Remove the cooked mung beans and smash with a paddle or a spoon.
The mung beans should resemble the consistency of mashed potatoes at this point.
Prepare the glutinous rice
Drain the rice and combine with 2 tsp salt.
Wrap the bánh chưng
I preferred my bánh chưng to have an even amount of sticky rice and pork belly. During the cooking process, the fat from the pork will seeped out and seasoned the rice. Hence, the more pork belly you use for each cake, the more flavorful your sticky rice will be. Of course, this is up to your liking so adjust wherever needed.
For each bánh chưng, I used the following measurement:
1st layer: a heaping ½ cup of sticky rice
2nd layer: 2 tbsp of mashed mung bean
3rd layer: 3-4 pieces of pork belly
4th layer: 2 tbsp of mashed mung bean
5th layer: a heaping ½ cup of sticky rice
For the wrapping instructions, you can check out RunAwayRice’s video for a live demonstration.
Cook the bánh chưng
In a huge pot (and I mean pho-making, turkey brining, 15-quart huge), add the bánh chưng and fill water enough to completely submerged them.
Weight bánh chưng down with a heavy plate.
Bring to a rolling boil and let stand for 15-20 minutes.
Reduce to a simmer for 4 hours.
Remove bánh chưng from the water, keep track of which ones were at the bottom half and top half of the pot.
Add the bánh chưng back into the pot, this time place the ones that were on the top half on the bottom of the pot and vice versa. Don’t forget to weight them down again with a heavy plate.
Since we are making a huge batch, this will ensure that all of the bánh chưng are cooked thoroughly and consistently.
Continue to cook on simmer for another 4 hours.
Remove the bánh chưng from the pot.
Lay a kitchen towel at the bottom of a pan. Place the bánh chưng neatly and tightly next to each other.
Lay another kitchen towel on top of the bánh chưng. Place a large cutting board on top and weight them down with something heavy (bags of sugar, ceramic plates, etc.). This is to remove any excess water while maintaining their square shape.
Let them sit like this for at least 4 hours (or overnight) before serving.
Cut and serve with dưa món củ kiệu.
Good to know
I didn’t wrap the bánh chưng in aluminum foil before cooking them and they turned out fine every year. My guess is the aluminum foil will help retain their square shape better but I haven’t tested that myself. As long as you take the time to press out the water at the end, aluminum or not will not affect the taste of the bánh chưng. My grandma also confirmed that in all her years of making them, she has never wrapped them in aluminum foil before cooking.
I also haven’t tried making them in a pressure cooker. My aunt did and she said the sticky rice was tougher and not as soft as the stove cooked ones. I’m not that surprised, low and slow is always the preferred cooking method in these type of dishes. I’ll have to try the pressure cooker method next year to see for myself.
If you planned on refrigerating them, make sure to wrap them in plastic wrap or place them in an airtight container first.
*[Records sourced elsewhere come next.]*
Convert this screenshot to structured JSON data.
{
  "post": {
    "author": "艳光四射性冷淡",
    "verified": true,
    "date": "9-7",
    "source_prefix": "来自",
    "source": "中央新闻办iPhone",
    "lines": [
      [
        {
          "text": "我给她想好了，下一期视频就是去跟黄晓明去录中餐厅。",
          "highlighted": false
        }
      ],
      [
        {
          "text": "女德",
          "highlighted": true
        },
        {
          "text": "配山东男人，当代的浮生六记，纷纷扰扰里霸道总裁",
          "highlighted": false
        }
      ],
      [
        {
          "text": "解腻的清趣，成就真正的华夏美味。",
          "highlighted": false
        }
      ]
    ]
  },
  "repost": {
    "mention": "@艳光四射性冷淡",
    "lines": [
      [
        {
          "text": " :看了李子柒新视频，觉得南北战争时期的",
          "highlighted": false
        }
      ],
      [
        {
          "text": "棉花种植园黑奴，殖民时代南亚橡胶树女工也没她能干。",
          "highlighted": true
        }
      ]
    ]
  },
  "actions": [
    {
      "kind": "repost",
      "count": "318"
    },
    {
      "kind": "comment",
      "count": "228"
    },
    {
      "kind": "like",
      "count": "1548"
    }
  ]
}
Since the sticky rice is very, well, sticky once cooked, the easiest way to cut them is using a piece of thread. You just have to wrap the thread around the cake and pull the thread ends across each other. You can of course use a knife, just make sure to rub the knife with some cooking oil first to make clean up a bit easier.
Bánh chưng is typically enjoyed with dưa món củ kiệu, which you can find at most Asian grocery stores.
Also pro-tip, fried bánh chưng or bánh tét (it’s cylinder shaped sister) is the best thing in the world. Fried carb, pork belly and bean- need I say more?